曲目は、モーツァルトの交響曲第36番「リンツ」と、リンツ近郊生まれでリンツで学んだ大作曲家であるブルックナーの交響曲第9番。
プレトークで、井上は桐朋の同級生で、今月9日に亡くなった工藤千博(元・京響コンサートマスター)の思い出話を語った。
モーツァルトの交響曲第36番「リンツ」。この曲は4日間で書かれたということもあってか、名作揃いのモーツァルトの後期6大交響曲の中にあってワンランク落ちる印象を受ける曲である。
井上の指揮はスプリングを効かせた歌い方といい、スマートなフォルムといい、実に爽快である。しかし、それだけに「リンツ」という曲の弱さがそのまま出てしまったようで、聴き終わった後に残るものが少なかったように思う。腕をグルグル回したりする井上のパフォーマンスは面白かったのだけれど。

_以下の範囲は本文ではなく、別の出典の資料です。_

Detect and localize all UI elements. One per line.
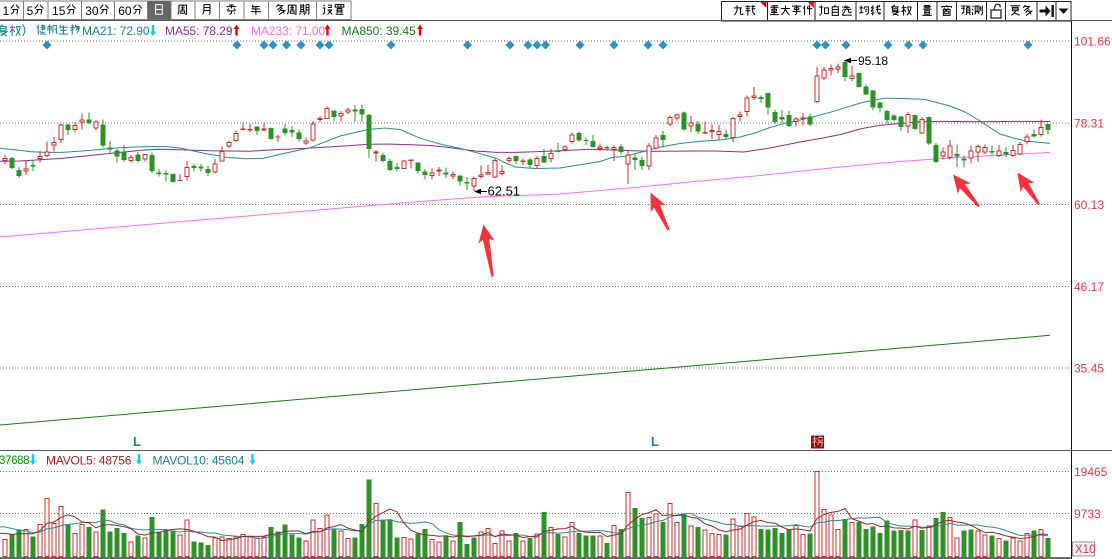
svg-text:5: 5 xyxy=(27,4,34,18)
svg-text:L: L xyxy=(651,434,659,449)
svg-text:46.17: 46.17 xyxy=(1074,280,1104,294)
svg-text:1: 1 xyxy=(3,4,10,18)
svg-text:60.13: 60.13 xyxy=(1074,198,1104,212)
svg-text:X10: X10 xyxy=(1075,544,1095,556)
svg-text:MA55: 78.29: MA55: 78.29 xyxy=(165,24,233,38)
svg-text:62.51: 62.51 xyxy=(488,184,521,199)
svg-text:37688: 37688 xyxy=(0,455,29,467)
svg-text:19465: 19465 xyxy=(1074,465,1108,479)
svg-text:MA850: 39.45: MA850: 39.45 xyxy=(342,24,416,38)
svg-text:30: 30 xyxy=(85,4,99,18)
svg-text:101.66: 101.66 xyxy=(1074,35,1111,49)
svg-text:35.45: 35.45 xyxy=(1074,362,1104,376)
svg-text:95.18: 95.18 xyxy=(858,54,888,68)
svg-text:78.31: 78.31 xyxy=(1074,117,1104,131)
svg-text:L: L xyxy=(133,434,141,449)
svg-text:9733: 9733 xyxy=(1074,507,1101,521)
svg-text:15: 15 xyxy=(52,4,66,18)
svg-text:MA233: 71.00: MA233: 71.00 xyxy=(251,24,325,38)
svg-text:MAVOL5: 48756: MAVOL5: 48756 xyxy=(46,454,132,468)
svg-text:60: 60 xyxy=(118,4,132,18)
svg-text:MAVOL10: 45604: MAVOL10: 45604 xyxy=(153,454,245,468)
svg-text:MA21: 72.90: MA21: 72.90 xyxy=(82,24,150,38)
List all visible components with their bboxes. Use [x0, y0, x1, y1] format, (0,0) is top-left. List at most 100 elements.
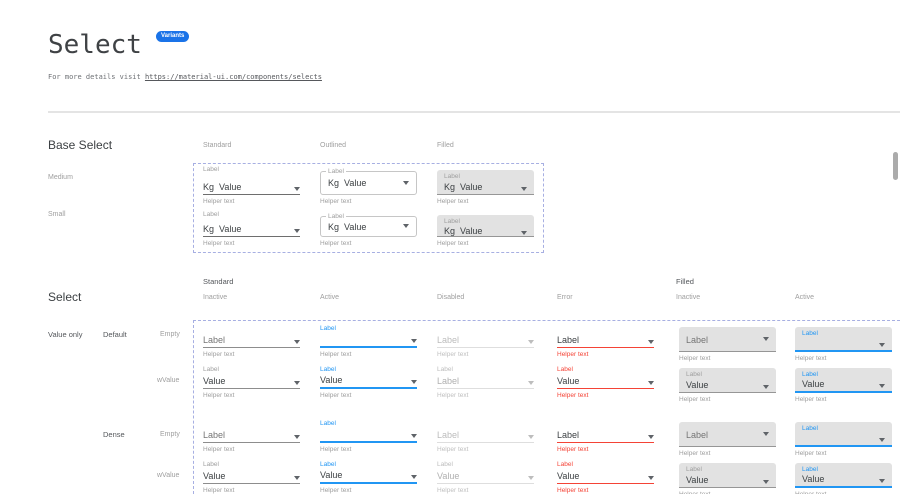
select-heading: Select — [48, 290, 82, 304]
group-standard: Standard — [203, 277, 234, 286]
dropdown-arrow-icon — [648, 381, 654, 385]
dropdown-arrow-icon — [521, 187, 527, 191]
select-filled-inactive-wvalue-dense[interactable]: Label Value Helper text — [679, 461, 776, 494]
select-placeholder: Label — [203, 430, 226, 440]
select-filled-active-wvalue[interactable]: Label Value Helper text — [795, 366, 892, 404]
base-select-standard-medium[interactable]: Label Kg Value Helper text — [203, 166, 300, 206]
page-title: Select — [48, 30, 142, 60]
select-value: Value — [802, 379, 825, 389]
helper-text: Helper text — [320, 198, 352, 205]
select-value: Value — [802, 474, 825, 484]
select-value: Value — [686, 380, 709, 390]
helper-text: Helper text — [203, 351, 235, 358]
row-empty-dense: Empty — [160, 431, 180, 438]
select-label: Label — [802, 330, 818, 337]
select-label: Label — [203, 461, 219, 468]
helper-text: Helper text — [795, 355, 827, 362]
dropdown-arrow-icon — [648, 435, 654, 439]
helper-text: Helper text — [679, 491, 776, 494]
select-label: Label — [203, 211, 219, 218]
select-label: Label — [437, 461, 453, 468]
select-placeholder: Label — [203, 335, 226, 345]
dropdown-arrow-icon — [403, 224, 409, 228]
helper-text: Helper text — [679, 355, 711, 362]
select-standard-active-wvalue[interactable]: Label Value Helper text — [320, 366, 417, 400]
select-standard-error-wvalue[interactable]: Label Value Helper text — [557, 366, 654, 400]
helper-text: Helper text — [557, 351, 589, 358]
row-default: Default — [103, 330, 127, 339]
helper-text: Helper text — [437, 198, 469, 205]
select-standard-error-empty[interactable]: Label Helper text — [557, 325, 654, 359]
state-error: Error — [557, 294, 573, 301]
base-select-outlined-medium[interactable]: Label Kg Value Helper text — [320, 166, 417, 206]
select-filled-active-empty-dense[interactable]: Label Helper text — [795, 420, 892, 458]
helper-text: Helper text — [679, 450, 711, 457]
base-col-filled: Filled — [437, 142, 454, 149]
select-label: Label — [320, 420, 336, 427]
select-standard-inactive-empty-dense[interactable]: Label Helper text — [203, 420, 300, 454]
row-wvalue-default: wValue — [157, 377, 180, 384]
select-label: Label — [326, 213, 346, 221]
select-label: Label — [437, 366, 453, 373]
header-divider — [48, 111, 900, 113]
select-standard-active-empty-dense[interactable]: Label Helper text — [320, 420, 417, 454]
base-select-outlined-small[interactable]: Label Kg Value Helper text — [320, 211, 417, 248]
select-standard-active-empty[interactable]: Label Helper text — [320, 325, 417, 359]
dropdown-arrow-icon — [411, 434, 417, 438]
dropdown-arrow-icon — [528, 476, 534, 480]
select-value: Value — [557, 376, 580, 386]
state-inactive: Inactive — [203, 294, 228, 301]
state-disabled: Disabled — [437, 294, 465, 301]
base-select-filled-small[interactable]: Label Kg Value Helper text — [437, 211, 534, 248]
select-filled-inactive-empty[interactable]: Label Helper text — [679, 325, 776, 363]
base-select-frame — [193, 163, 544, 253]
material-ui-link[interactable]: https://material-ui.com/components/selec… — [144, 73, 322, 81]
select-standard-disabled-wvalue-dense: Label Value Helper text — [437, 461, 534, 494]
select-label: Label — [326, 168, 346, 176]
select-placeholder: Label — [437, 335, 460, 345]
select-standard-disabled-wvalue: Label Label Helper text — [437, 366, 534, 400]
dropdown-arrow-icon — [411, 339, 417, 343]
helper-text: Helper text — [320, 487, 352, 494]
select-standard-disabled-empty: Label Helper text — [437, 325, 534, 359]
select-label: Label — [802, 466, 818, 473]
select-standard-inactive-wvalue[interactable]: Label Value Helper text — [203, 366, 300, 400]
select-standard-disabled-empty-dense: Label Helper text — [437, 420, 534, 454]
select-standard-error-empty-dense[interactable]: Label Helper text — [557, 420, 654, 454]
dropdown-arrow-icon — [763, 385, 769, 389]
helper-text: Helper text — [557, 392, 589, 399]
dropdown-arrow-icon — [763, 337, 769, 341]
helper-text: Helper text — [795, 450, 827, 457]
helper-text: Helper text — [203, 240, 235, 247]
select-placeholder: Label — [686, 334, 709, 345]
select-filled-inactive-empty-dense[interactable]: Label Helper text — [679, 420, 776, 458]
dropdown-arrow-icon — [528, 340, 534, 344]
select-value: Kg Value — [328, 221, 367, 232]
scrollbar-thumb[interactable] — [893, 152, 898, 180]
state-inactive-filled: Inactive — [676, 294, 701, 301]
select-placeholder: Label — [437, 430, 460, 440]
select-value: Value — [203, 471, 226, 481]
select-label: Label — [320, 325, 336, 332]
select-standard-active-wvalue-dense[interactable]: Label Value Helper text — [320, 461, 417, 494]
dropdown-arrow-icon — [763, 480, 769, 484]
select-filled-inactive-wvalue[interactable]: Label Value Helper text — [679, 366, 776, 404]
helper-text: Helper text — [203, 487, 235, 494]
select-placeholder: Label — [557, 335, 580, 345]
select-filled-active-empty[interactable]: Label Helper text — [795, 325, 892, 363]
dropdown-arrow-icon — [528, 381, 534, 385]
select-standard-inactive-empty[interactable]: Label Helper text — [203, 325, 300, 359]
dropdown-arrow-icon — [294, 229, 300, 233]
base-select-standard-small[interactable]: Label Kg Value Helper text — [203, 211, 300, 248]
row-dense: Dense — [103, 430, 125, 439]
select-standard-error-wvalue-dense[interactable]: Label Value Helper text — [557, 461, 654, 494]
select-filled-active-wvalue-dense[interactable]: Label Value Helper text — [795, 461, 892, 494]
select-standard-inactive-wvalue-dense[interactable]: Label Value Helper text — [203, 461, 300, 494]
base-select-heading: Base Select — [48, 138, 113, 152]
select-placeholder: Label — [686, 429, 709, 440]
select-label: Label — [203, 166, 219, 173]
dropdown-arrow-icon — [411, 380, 417, 384]
base-select-filled-medium[interactable]: Label Kg Value Helper text — [437, 166, 534, 206]
helper-text: Helper text — [320, 351, 352, 358]
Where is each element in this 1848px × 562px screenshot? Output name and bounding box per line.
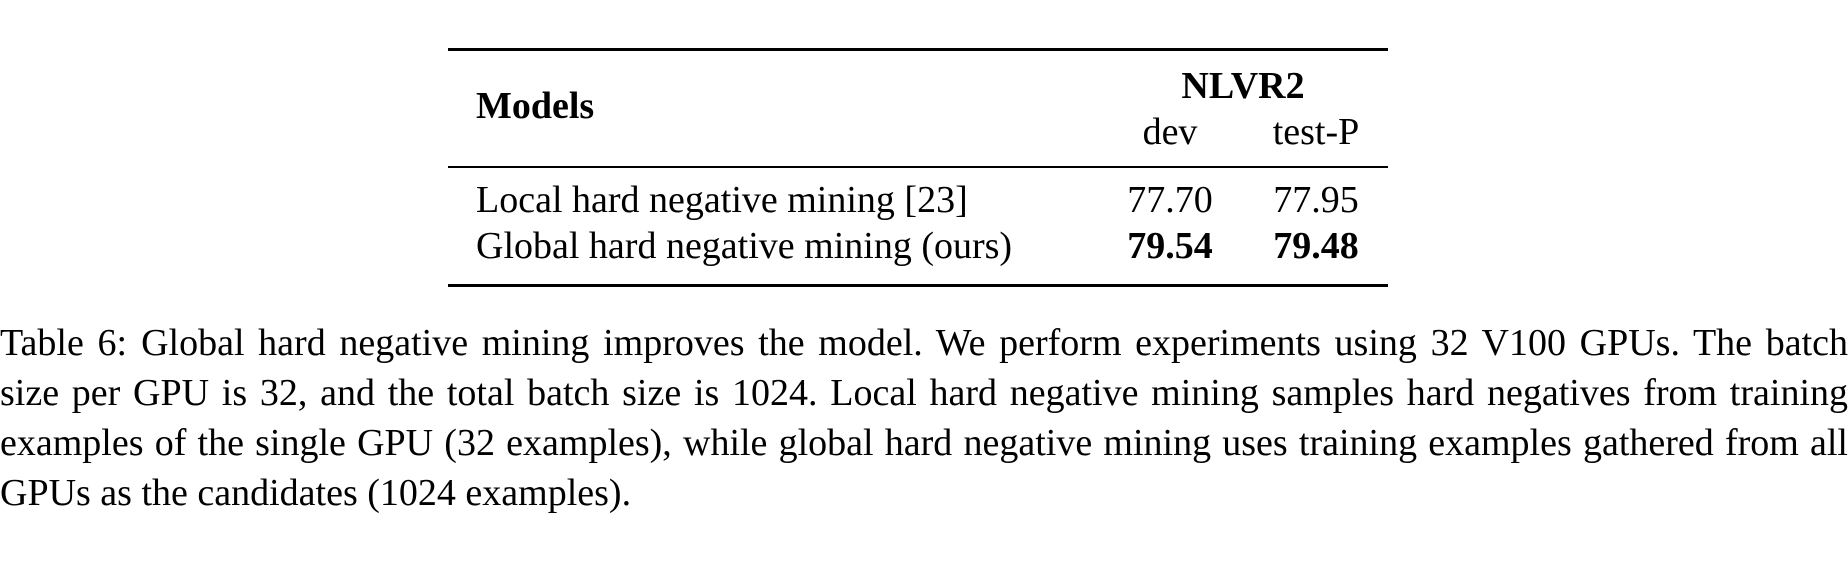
- caption-label: Table 6:: [0, 322, 128, 364]
- row-global-model: Global hard negative mining (ours): [476, 225, 1013, 267]
- table-top-rule: [448, 48, 1388, 51]
- row-local-dev: 77.70: [1127, 179, 1213, 221]
- header-test-p: test-P: [1272, 111, 1360, 153]
- caption-text: Global hard negative mining improves the…: [0, 322, 1848, 514]
- header-group-nlvr2: NLVR2: [1181, 65, 1305, 107]
- table-mid-rule: [448, 166, 1388, 168]
- table-bottom-rule: [448, 284, 1388, 287]
- table-caption: Table 6: Global hard negative mining impr…: [0, 318, 1848, 518]
- row-local-test-p: 77.95: [1273, 179, 1359, 221]
- row-local-model: Local hard negative mining [23]: [476, 179, 968, 221]
- row-global-dev: 79.54: [1127, 225, 1213, 267]
- row-global-test-p: 79.48: [1273, 225, 1359, 267]
- header-models: Models: [476, 85, 595, 127]
- header-dev: dev: [1142, 111, 1198, 153]
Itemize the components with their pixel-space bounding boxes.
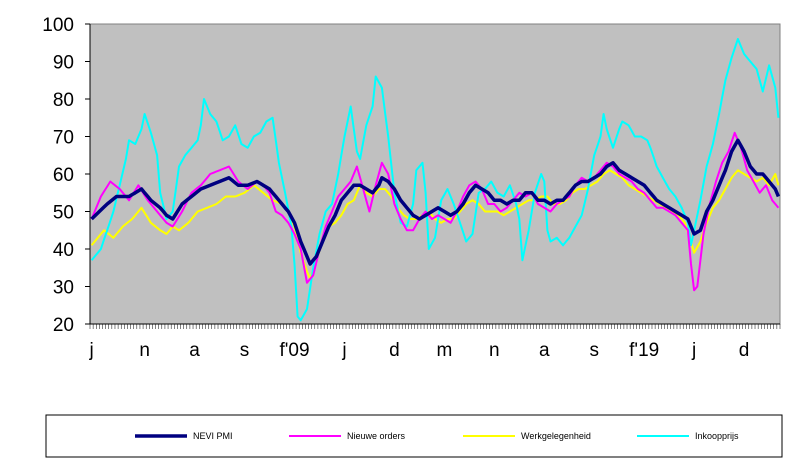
x-tick-label: d bbox=[739, 340, 750, 361]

ブルックナーの交響曲第9番。指揮者には、ブルックナー指揮者とマーラー指揮者という二つのタイプがあって、それぞれ芸風が違い、ブルックナーもマーラーも得意としている演奏家は少ない。
ショスタコーヴィチも得意とする井上は典型的なマーラー指揮者である。マーラー指揮者の特徴として、棒による統率力が高いということが挙げられるが、井上もそれの例に漏れない。だが、ブルックナーの演奏は、棒で全てを統御しないところに本当の旨味が出てくるものなのではないだろうか。
ブルックナー指揮者には老巨匠が多いが、彼らの多くが体力の限界を感じたが故に棒を余り振らずに音楽を創り上げる術を心得た指揮者である。
井上のようにまだ棒が振れて、全ての音を統御しようという指揮者には本当の意味での優れたブルックナー演奏は生み出せないのかも知れない。
良くも悪くも抑制が利いた、人間業のブルックナー演奏であった。